Sierra Leone Marathon 2014

The Making of the Marathon


After my 5 day holiday on the beautiful peninsula beached, including a sejour in Tribe Wanted at Jon Obey, I was well rested and ready to get the painfully anticipated miles under my belt.


The Marathon runners are in Makeni! The centre received a selection of runners who played and entertained the Street Child beneficiaries with Karate lessons, footie, arts and crafts, slack-lining and kiddie tennis, while others visited projects in and around, including schools and centres in Bambuna, Magburaka, Tambakha and Masymra. This gave people a chance to really see and take part in the projects and instrumental work that they were fundraising for.


   MAkeni Centre - Arts And Crats 2


The Friday before the race involved a good 10 hour slog trying to get things set up, directed by Ben and his various underlings, including his 2 siblings. We got on with the task of preparing the finishing area and the water station requirements.
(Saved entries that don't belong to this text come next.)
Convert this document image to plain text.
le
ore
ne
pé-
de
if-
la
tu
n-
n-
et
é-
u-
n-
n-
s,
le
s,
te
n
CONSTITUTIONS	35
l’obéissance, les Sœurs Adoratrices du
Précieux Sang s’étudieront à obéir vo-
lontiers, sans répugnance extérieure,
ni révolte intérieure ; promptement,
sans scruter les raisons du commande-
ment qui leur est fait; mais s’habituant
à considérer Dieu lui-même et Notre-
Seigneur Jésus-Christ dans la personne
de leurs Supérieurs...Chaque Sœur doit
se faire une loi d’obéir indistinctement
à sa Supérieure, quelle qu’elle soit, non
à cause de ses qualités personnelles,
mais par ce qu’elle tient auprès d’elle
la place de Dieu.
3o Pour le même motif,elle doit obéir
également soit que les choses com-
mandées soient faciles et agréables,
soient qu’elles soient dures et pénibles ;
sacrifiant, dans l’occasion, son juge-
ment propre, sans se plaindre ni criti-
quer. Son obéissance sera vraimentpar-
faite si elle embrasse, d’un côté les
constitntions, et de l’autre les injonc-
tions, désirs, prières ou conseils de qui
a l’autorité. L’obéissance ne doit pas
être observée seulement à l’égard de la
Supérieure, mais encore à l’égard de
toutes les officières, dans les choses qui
Interrupted by the worst rain storm I had seen in 3 weeks, we managed to assign approximately 6000 bags of water, 18 water stations, 40 sponsorship banners, reams of red and white tape, medical supplies and much more - with the help of local children. By late evening, we managed to get ourselves a carb loading feed, and a relatively early night in preparation for the next day's excitement.


Alarm went off at 4.30 am, getting ready for a half marathon in the dark is interesting. Early morning breakfast of Adema's rice and banana cake plus a high 5 drink.  The anticipation of the race had been long awaited, and as expected it went by like a blur, a dream, an amalgam of emotions, sights and sounds. So what happened when 386 runners ran through the streets of Makeni and the nearby villages, an area that sees virtually no tourism and never in its history had so many Aportos descend on it: the children were gob smacked; the people didn't know what to say or do, excited, dumfounded and happy; little hands offered high fives along the way and children ran along beside. A lasting impression that I got was that the locals did not know what to do, have they ever had such an event to react to, unlikely. In the years to come, should the challenge be taken on again, the population will understand what it is to be excited and take part even more, cheering, helping, running. It was an absolute pleasure to be part of something so original and epic. Everything seemed to go smoothly, so, all the time, sweat and tears paid off, little was left to chance which is testimony to all the hard work that went into the organisation of the race.


Thank you to everyone that made it the day that it was, it will remain in my memory as one of the greatest, hottest and fun days of my life, following three very inspirational and insightful weeks in Sierra Leone.